Действительно, варяги уже снаряжали ладьи, названные именами любимых женщин или благородных птиц и зверей, готовясь к отплытию и намереваясь добраться по рекам и волокам до Полоцка, чтобы поступить на службу к Брячиславу, неоднократно проявлявшему непокорство воле киевского конунга.

Ярослав размышлял, получив неприятное известие. Эдмунд обманул его, уверяя, что вкладывает меч в ножны и возвращается в свой оставленный дом. Оказывается, он направлялся в Полоцк! Этот город легко мог стать соперником Киева. Оттуда рукой подать до Варяжского моря и удобно везти товары в Поморие и Скандинавию, минуя Новгород.

Он спросил жену:

– Может быть, еще не поздно вернуть Эдмунда?

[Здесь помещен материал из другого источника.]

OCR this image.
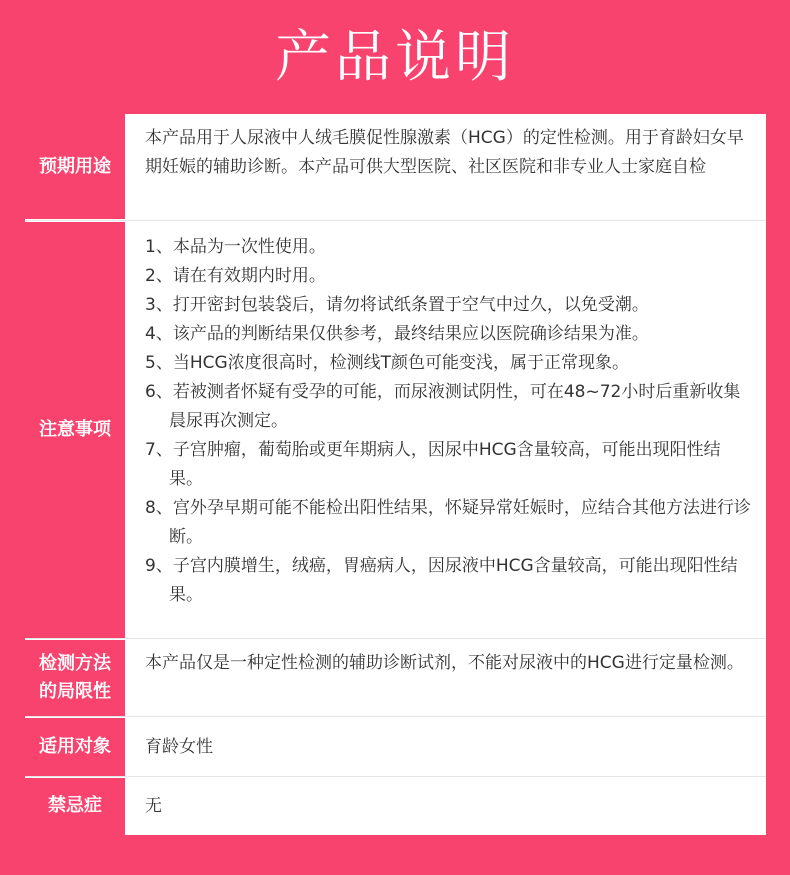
产品说明
预期用途
本产品用于人尿液中人绒毛膜促性腺激素（HCG）的定性检测。用于育龄妇女早期妊娠的辅助诊断。本产品可供大型医院、社区医院和非专业人士家庭自检
注意事项
1、本品为一次性使用。
2、请在有效期内时用。
3、打开密封包装袋后，请勿将试纸条置于空气中过久，以免受潮。
4、该产品的判断结果仅供参考，最终结果应以医院确诊结果为准。
5、当HCG浓度很高时，检测线T颜色可能变浅，属于正常现象。
6、若被测者怀疑有受孕的可能，而尿液测试阴性，可在48~72小时后重新收集晨尿再次测定。
7、子宫肿瘤，葡萄胎或更年期病人，因尿中HCG含量较高，可能出现阳性结果。
8、宫外孕早期可能不能检出阳性结果，怀疑异常妊娠时，应结合其他方法进行诊断。
9、子宫内膜增生，绒癌，胃癌病人，因尿液中HCG含量较高，可能出现阳性结果。
检测方法
的局限性
本产品仅是一种定性检测的辅助诊断试剂，不能对尿液中的HCG进行定量检测。
适用对象	育龄女性
禁忌症	无
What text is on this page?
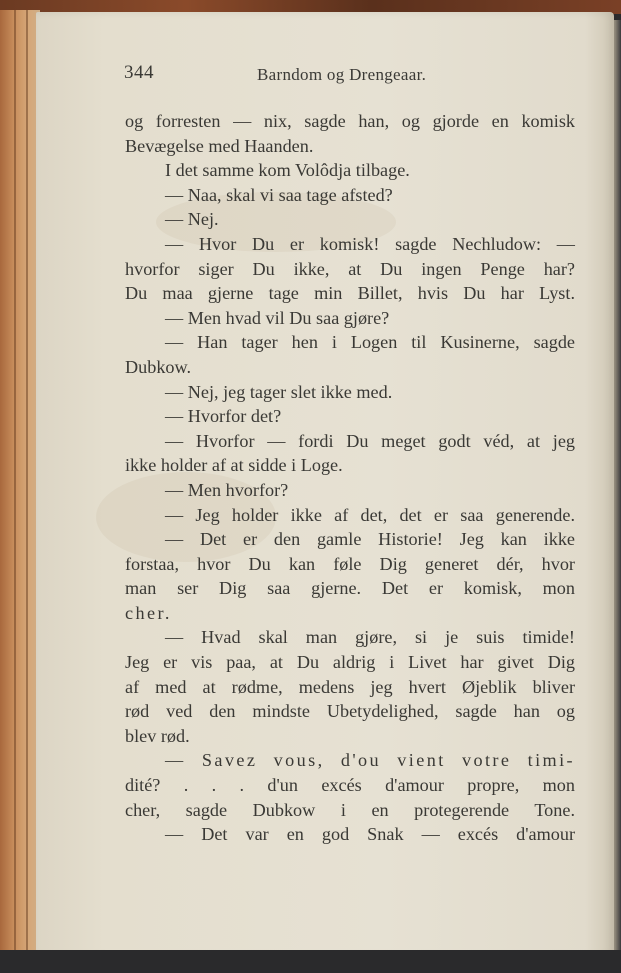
344	Barndom og Drengeaar.
og forresten — nix, sagde han, og gjorde en komisk
Bevægelse med Haanden.
I det samme kom Volôdja tilbage.
— Naa, skal vi saa tage afsted?
— Nej.
— Hvor Du er komisk! sagde Nechludow: —
hvorfor siger Du ikke, at Du ingen Penge har?
Du maa gjerne tage min Billet, hvis Du har Lyst.
— Men hvad vil Du saa gjøre?
— Han tager hen i Logen til Kusinerne, sagde
Dubkow.
— Nej, jeg tager slet ikke med.
— Hvorfor det?
— Hvorfor — fordi Du meget godt véd, at jeg
ikke holder af at sidde i Loge.
— Men hvorfor?
— Jeg holder ikke af det, det er saa generende.
— Det er den gamle Historie! Jeg kan ikke
forstaa, hvor Du kan føle Dig generet dér, hvor
man ser Dig saa gjerne. Det er komisk, mon
cher.
— Hvad skal man gjøre, si je suis timide!
Jeg er vis paa, at Du aldrig i Livet har givet Dig
af med at rødme, medens jeg hvert Øjeblik bliver
rød ved den mindste Ubetydelighed, sagde han og
blev rød.
— Savez vous, d'ou vient votre timi-
dité? . . . d'un excés d'amour propre, mon
cher, sagde Dubkow i en protegerende Tone.
— Det var en god Snak — excés d'amour
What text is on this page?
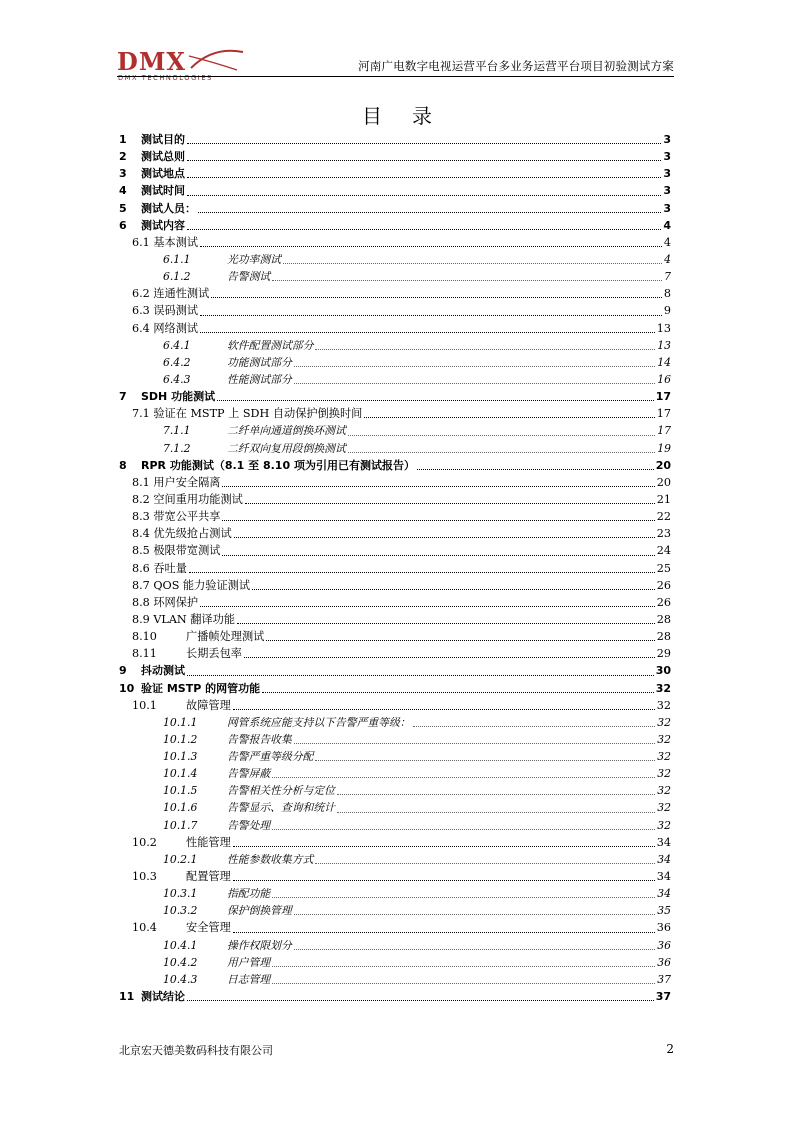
DMX
DMX TECHNOLOGIES
河南广电数字电视运营平台多业务运营平台项目初验测试方案
目录
1	测试目的	3
2	测试总则	3
3	测试地点	3
4	测试时间	3
5	测试人员：	3
6	测试内容	4
6.1 基本测试	4
6.1.1	光功率测试	4
6.1.2	告警测试	7
6.2 连通性测试	8
6.3 误码测试	9
6.4 网络测试	13
6.4.1	软件配置测试部分	13
6.4.2	功能测试部分	14
6.4.3	性能测试部分	16
7	SDH 功能测试	17
7.1 验证在 MSTP 上 SDH 自动保护倒换时间	17
7.1.1	二纤单向通道倒换环测试	17
7.1.2	二纤双向复用段倒换测试	19
8	RPR 功能测试（8.1 至 8.10 项为引用已有测试报告）	20
8.1 用户安全隔离	20
8.2 空间重用功能测试	21
8.3 带宽公平共享	22
8.4 优先级抢占测试	23
8.5 极限带宽测试	24
8.6 吞吐量	25
8.7 QOS 能力验证测试	26
8.8 环网保护	26
8.9 VLAN 翻译功能	28
8.10	广播帧处理测试	28
8.11	长期丢包率	29
9	抖动测试	30
10 验证 MSTP 的网管功能	32
10.1	故障管理	32
10.1.1	网管系统应能支持以下告警严重等级：	32
10.1.2	告警报告收集	32
10.1.3	告警严重等级分配	32
10.1.4	告警屏蔽	32
10.1.5	告警相关性分析与定位	32
10.1.6	告警显示、查询和统计	32
10.1.7	告警处理	32
10.2	性能管理	34
10.2.1	性能参数收集方式	34
10.3	配置管理	34
10.3.1	指配功能	34
10.3.2	保护倒换管理	35
10.4	安全管理	36
10.4.1	操作权限划分	36
10.4.2	用户管理	36
10.4.3	日志管理	37
11 测试结论	37
北京宏天德美数码科技有限公司	2
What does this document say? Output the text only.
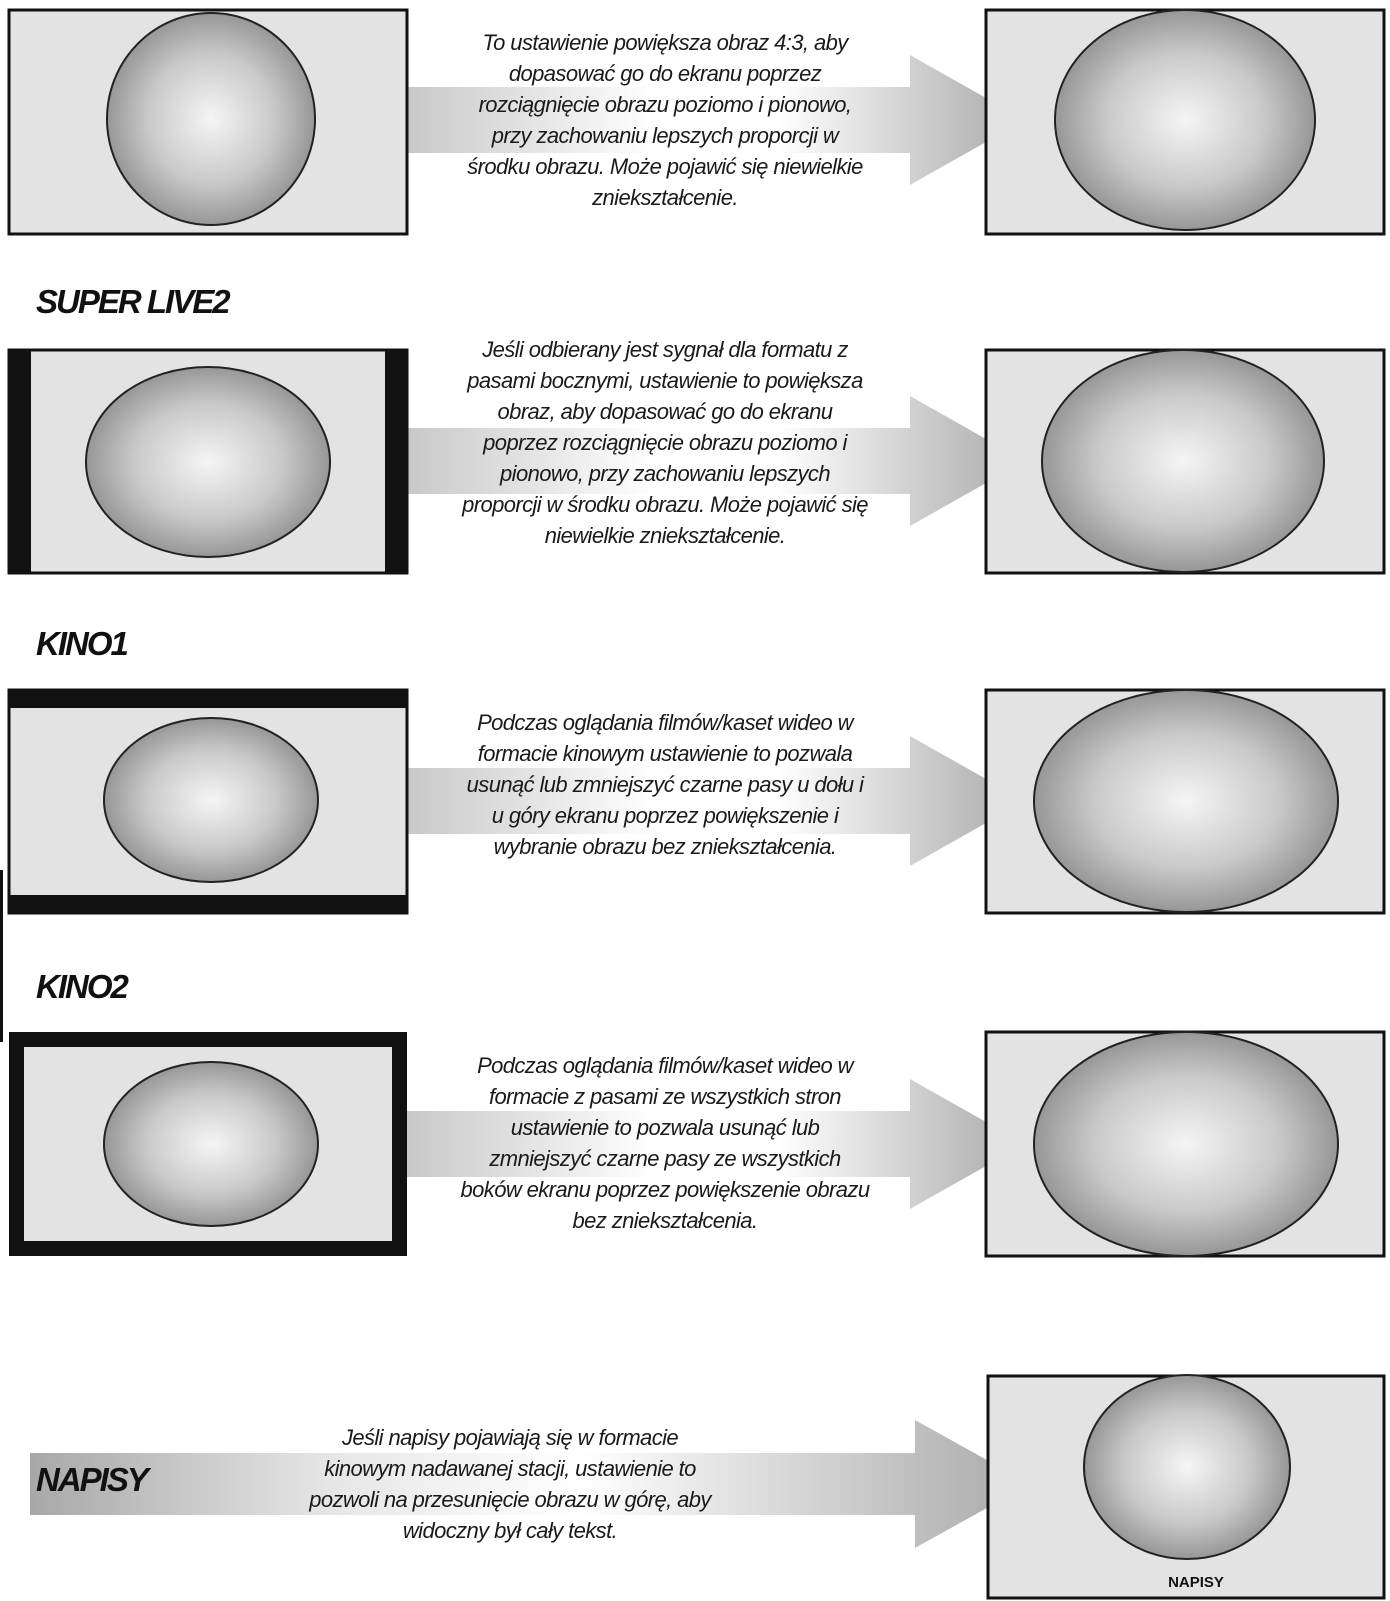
To ustawienie powiększa obraz 4:3, aby dopasować go do ekranu poprzez rozciągnięcie obrazu poziomo i pionowo, przy zachowaniu lepszych proporcji w środku obrazu. Może pojawić się niewielkie zniekształcenie.

SUPER LIVE2

Jeśli odbierany jest sygnał dla formatu z pasami bocznymi, ustawienie to powiększa obraz, aby dopasować go do ekranu poprzez rozciągnięcie obrazu poziomo i pionowo, przy zachowaniu lepszych proporcji w środku obrazu. Może pojawić się niewielkie zniekształcenie.

KINO1

Podczas oglądania filmów/kaset wideo w formacie kinowym ustawienie to pozwala usunąć lub zmniejszyć czarne pasy u dołu i u góry ekranu poprzez powiększenie i wybranie obrazu bez zniekształcenia.

KINO2

Podczas oglądania filmów/kaset wideo w formacie z pasami ze wszystkich stron ustawienie to pozwala usunąć lub zmniejszyć czarne pasy ze wszystkich boków ekranu poprzez powiększenie obrazu bez zniekształcenia.

NAPISY

Jeśli napisy pojawiają się w formacie kinowym nadawanej stacji, ustawienie to pozwoli na przesunięcie obrazu w górę, aby widoczny był cały tekst.

NAPISY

– Попробуем перехитрить его.

– Но как это сделать?

– Позволь мне взяться за это.

– Хорошо, ведь они твои сородичи.

– Во всяком случае, они почитают меня и не опасаются, что им может грозить что-либо с моей стороны.

– Это ты хорошо надумала, – сказал Ярослав.

Ингигерда ошибалась, варяги считали ее способной на всякие козни, но она была милее им, чем этот вечно нахмуренный русский конунг, который рассчитывает на сто лет вперед, когда жизнь так коротка.

Между тем Ингигерда не мешкая спустилась со своим двоюродным братом Рагнвальдом, сыном Ульфа, с которым ее связывала прочная дружба, к варяжским ладьям. Она заметила, что Эдмунд сидел у реки на большом камне, вдали от своих, погруженный в глубокую задумчивость, может быть размышляя, не прогадал ли он, оставив конунга. Ингигерда поспешила к нему. По всему было видно, что ладьи с носами в виде птичьих клювов или звериных пастей готовы отчалить от берега, а воины уже заканчивали последние приготовления к отплытию. Однако под ногами в той части берега расползалась вязкая глина и мешала Ингигерде и Рагнвальду быстрее идти.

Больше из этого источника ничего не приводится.